MD-ing講座9

米国の商取引用語・その1

今回と次回、2回にわたり、米国の商取引用語について解説いたします。

*アローワンス(Allowance)

小売業の販売活動に対してメーカーから支払われる販売促進協賛金。アローワンスは、請求金額から支払われる。

*スロッティング・アローワンス(Slotting Allowance)

新商品を小売業が定番化するのにかかるコスト(倉庫スペース・マスターファイルへの登録・シェルフラベル打ちだし・既存商品のカット費用 etc)を、そのメーカーに負担させるというもの。数百ドル~5万ドル。

*ペイ・ツー・ステイ・フィー(Pay To Stay Fee)

商品導入から3ヶ月経過後に、その陳列スペースに引き続き止まるための支払い。

*フェイシング・アローワンス(Facinng Allowance)

有利な陳列スペースを獲得するために支払われる販売促進協賛金。

*フェイリャー・フィー(Failure Fee)

新商品の扱いを決定してから、一定期間(90日)売れ行きを見て、その間メーカーの約束した売上げレベルに達しない場合、その商品をカットし、さらにメーカーに対して一アイテム当たり数干ドルの失敗料を取るというもの。

*リベート(Rebate)

個々の商品価格体系とは別に、一定期間の取引高(金額・数量)などを基準に支払われる仕入割戻金。
リベートは、請求後に別途支払われる。

*ダイバーティング(Diverting)

メーカーは市場(州)によって異なる条件を買手に提示している。そこを突いて巨大化した流通業は自社のコンピュータ・ネットワークによって各ディビジョンに提示された条件を比較し、一つのディビジョンから他のディビジョンへの輸送コストを十分カバーできるほど、二つのディビジョンに対する値引き幅が違う場合には、より有利な条件の出ているディビジョンで商品を仕入れ、これを他の値引き幅の小さいディビジョンへ”横流し”することによって、多くの商品について最低価格の仕入れが実現できるというもの。

*ステイ・イン・フィー(Stay In Fee)

現在顧客が付いていて売れているアイテムを続けて扱ってもらうためのフィー。いわば商品継続扱い料。 理由は、他企業のアイテムがウェイティングしていて、もっと対価を払ってもいいと提案している。

*ディール(Deal)

年に何回か、メーカーが要求する量を一定期間販促してもらうために、値段を下げて(通常1ケース当たりのリベートを大きくする)商品を供給する取り引き。

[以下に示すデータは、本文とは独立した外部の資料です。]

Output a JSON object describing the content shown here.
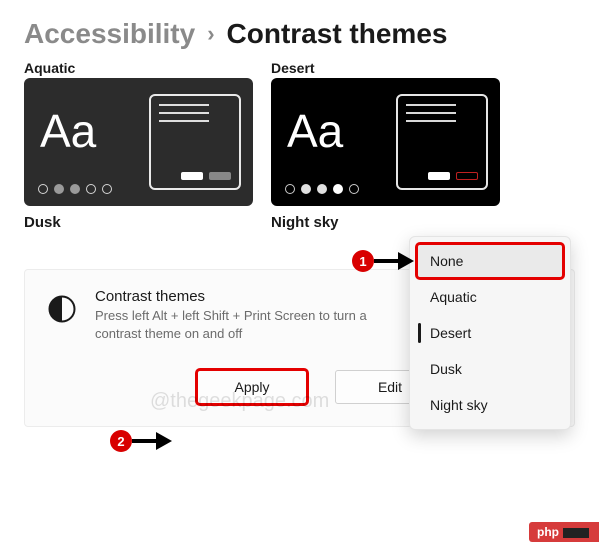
{
  "breadcrumb": {
    "parent": "Accessibility",
    "separator": "›",
    "current": "Contrast themes"
  },
  "tiles": {
    "top_labels": {
      "aquatic": "Aquatic",
      "desert": "Desert"
    },
    "sample_text": "Aa",
    "bottom_labels": {
      "dusk": "Dusk",
      "night_sky": "Night sky"
    }
  },
  "card": {
    "title": "Contrast themes",
    "subtitle": "Press left Alt + left Shift + Print Screen to turn a contrast theme on and off",
    "icon": "contrast-half-circle-icon"
  },
  "actions": {
    "apply": "Apply",
    "edit": "Edit"
  },
  "dropdown": {
    "items": [
      {
        "label": "None",
        "highlighted": true,
        "hover": true
      },
      {
        "label": "Aquatic"
      },
      {
        "label": "Desert",
        "selected": true
      },
      {
        "label": "Dusk"
      },
      {
        "label": "Night sky"
      }
    ]
  },
  "annotations": {
    "step1": "1",
    "step2": "2"
  },
  "watermark": "@thegeekpage.com",
  "footer_badge": "php"
}
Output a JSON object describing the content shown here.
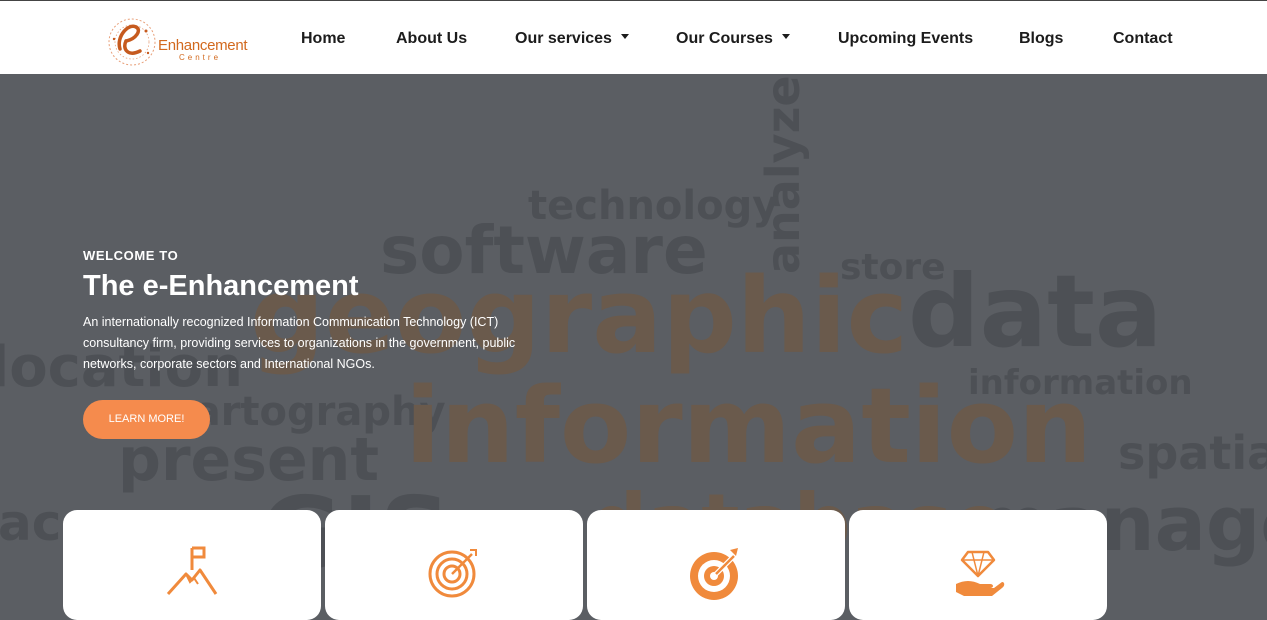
{
  "header": {
    "logo": {
      "text": "Enhancement",
      "subtext": "Centre",
      "icon": "e-letter-logo-icon"
    },
    "nav": [
      {
        "label": "Home"
      },
      {
        "label": "About Us"
      },
      {
        "label": "Our services",
        "dropdown": true
      },
      {
        "label": "Our Courses",
        "dropdown": true
      },
      {
        "label": "Upcoming Events"
      },
      {
        "label": "Blogs"
      },
      {
        "label": "Contact"
      }
    ]
  },
  "hero": {
    "eyebrow": "WELCOME TO",
    "title": "The e-Enhancement",
    "description": "An internationally recognized Information Communication Technology (ICT) consultancy firm, providing services to organizations in the government, public networks, corporate sectors and International NGOs.",
    "button_label": "LEARN MORE!",
    "background_words": [
      {
        "text": "analyze"
      },
      {
        "text": "technology"
      },
      {
        "text": "software"
      },
      {
        "text": "store"
      },
      {
        "text": "geographic"
      },
      {
        "text": "data"
      },
      {
        "text": "location"
      },
      {
        "text": "information"
      },
      {
        "text": "cartography"
      },
      {
        "text": "information"
      },
      {
        "text": "present"
      },
      {
        "text": "spatial"
      },
      {
        "text": "manage"
      },
      {
        "text": "ac"
      },
      {
        "text": "GIS"
      },
      {
        "text": "database"
      }
    ]
  },
  "cards": [
    {
      "icon": "mountain-flag-icon"
    },
    {
      "icon": "target-icon"
    },
    {
      "icon": "bullseye-arrow-icon"
    },
    {
      "icon": "diamond-hand-icon"
    }
  ],
  "colors": {
    "accent": "#f58b4d",
    "logo": "#d2691e",
    "hero_overlay": "#5b5e63",
    "nav_text": "#1c1c1c"
  }
}
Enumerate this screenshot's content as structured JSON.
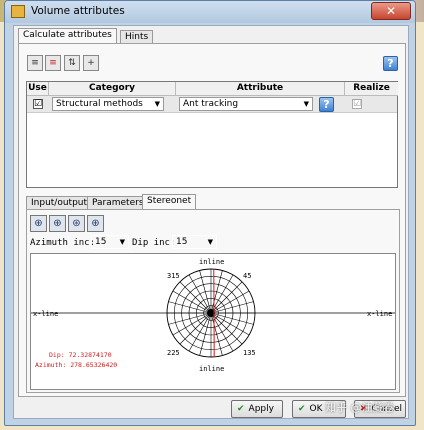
{
  "window": {
    "title": "Volume attributes",
    "close_glyph": "✕"
  },
  "main_tabs": [
    {
      "label": "Calculate attributes"
    },
    {
      "label": "Hints"
    }
  ],
  "toolbar_icons": [
    "new-row-icon",
    "delete-row-icon",
    "move-row-icon",
    "insert-row-icon"
  ],
  "table": {
    "headers": {
      "use": "Use",
      "category": "Category",
      "attribute": "Attribute",
      "realize": "Realize"
    },
    "rows": [
      {
        "use": "☑",
        "category": "Structural methods",
        "attribute": "Ant tracking",
        "realize": "☑"
      }
    ],
    "dropdown_glyph": "▼",
    "help_glyph": "?"
  },
  "sub_tabs": [
    {
      "label": "Input/output"
    },
    {
      "label": "Parameters"
    },
    {
      "label": "Stereonet"
    }
  ],
  "stereonet_icons": [
    "dip-grid-icon",
    "azimuth-grid-icon",
    "rose-plot-icon",
    "net-plot-icon"
  ],
  "controls": {
    "azimuth_label": "Azimuth inc:",
    "azimuth_value": "15",
    "dip_label": "Dip inc:",
    "dip_value": "15"
  },
  "stereonet": {
    "labels": {
      "top": "inline",
      "bottom": "inline",
      "left": "x-line",
      "right": "x-line",
      "deg_315": "315",
      "deg_45": "45",
      "deg_225": "225",
      "deg_135": "135"
    },
    "dip_readout": "Dip: 72.32874170",
    "azimuth_readout": "Azimuth: 278.65326420",
    "selected_dip_deg": 72.3287417,
    "selected_azimuth_deg": 278.6532642,
    "readout_color": "#d01a1a"
  },
  "buttons": {
    "apply": "Apply",
    "ok": "OK",
    "cancel": "Cancel"
  },
  "watermark": "知乎 @油藏卷"
}
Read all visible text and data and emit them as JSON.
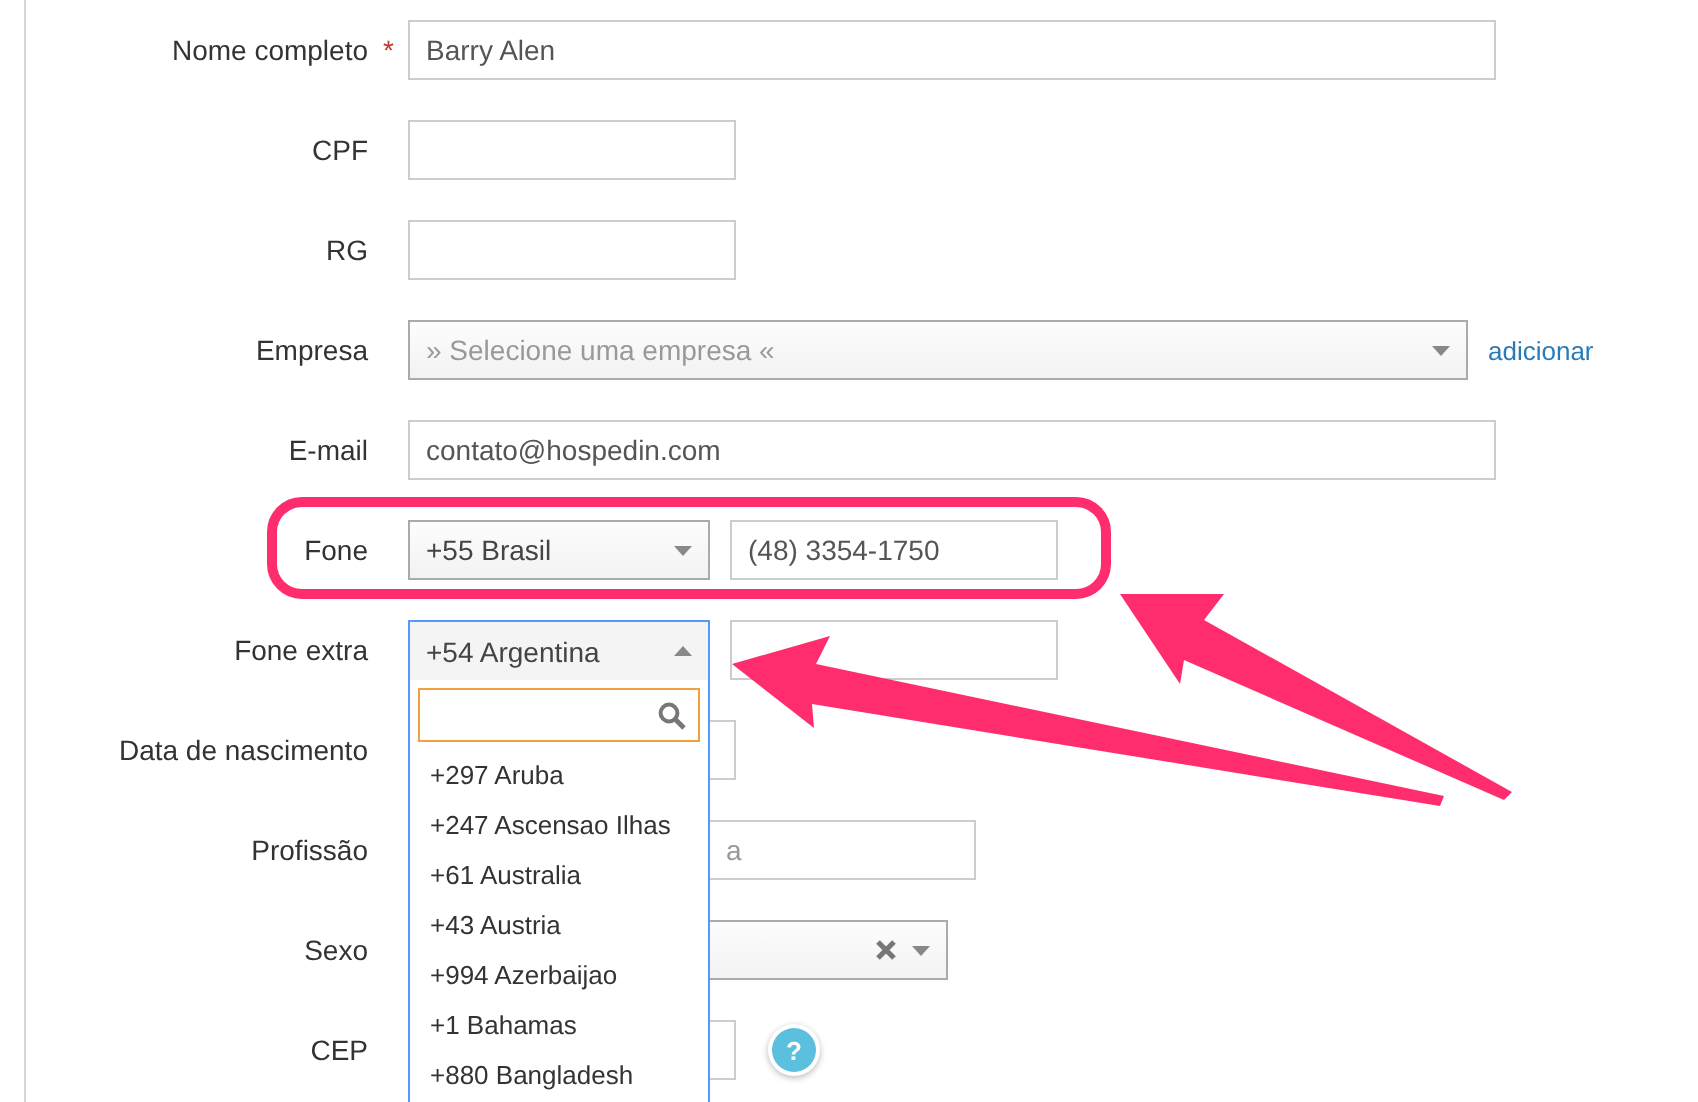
{
  "form": {
    "fields": [
      {
        "kind": "text",
        "label": "Nome completo",
        "required_mark": "*",
        "value": "Barry Alen"
      },
      {
        "kind": "text",
        "label": "CPF"
      },
      {
        "kind": "text",
        "label": "RG"
      },
      {
        "kind": "select",
        "label": "Empresa",
        "placeholder": "» Selecione uma empresa «",
        "link": "adicionar"
      },
      {
        "kind": "text",
        "label": "E-mail",
        "value": "contato@hospedin.com"
      },
      {
        "kind": "phone",
        "label": "Fone",
        "country": "+55 Brasil",
        "expanded": false,
        "number": "(48) 3354-1750"
      },
      {
        "kind": "phone",
        "label": "Fone extra",
        "country": "+54 Argentina",
        "expanded": true,
        "options": [
          "+297 Aruba",
          "+247 Ascensao Ilhas",
          "+61 Australia",
          "+43 Austria",
          "+994 Azerbaijao",
          "+1 Bahamas",
          "+880 Bangladesh"
        ]
      },
      {
        "kind": "text",
        "label": "Data de nascimento"
      },
      {
        "kind": "text",
        "label": "Profissão",
        "value_tail": "a"
      },
      {
        "kind": "select",
        "label": "Sexo",
        "clearable": true
      },
      {
        "kind": "text",
        "label": "CEP",
        "help": "?"
      }
    ]
  }
}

*ケース・レート・ディール(Case Rate Deal)

メーカーからの卸価格は通常、仕入れ量が多くなると1ケース当たりのリベートが多くなる形で安くなる。このような取り引きをいう。

*ハイ・ロー・オペレーション(High-Low Operation)

ディールが提供されている期間は低価格(ロー)で商品を売り、その期間が終わると通常の高価格(ハイ)に価格を戻す価格政策。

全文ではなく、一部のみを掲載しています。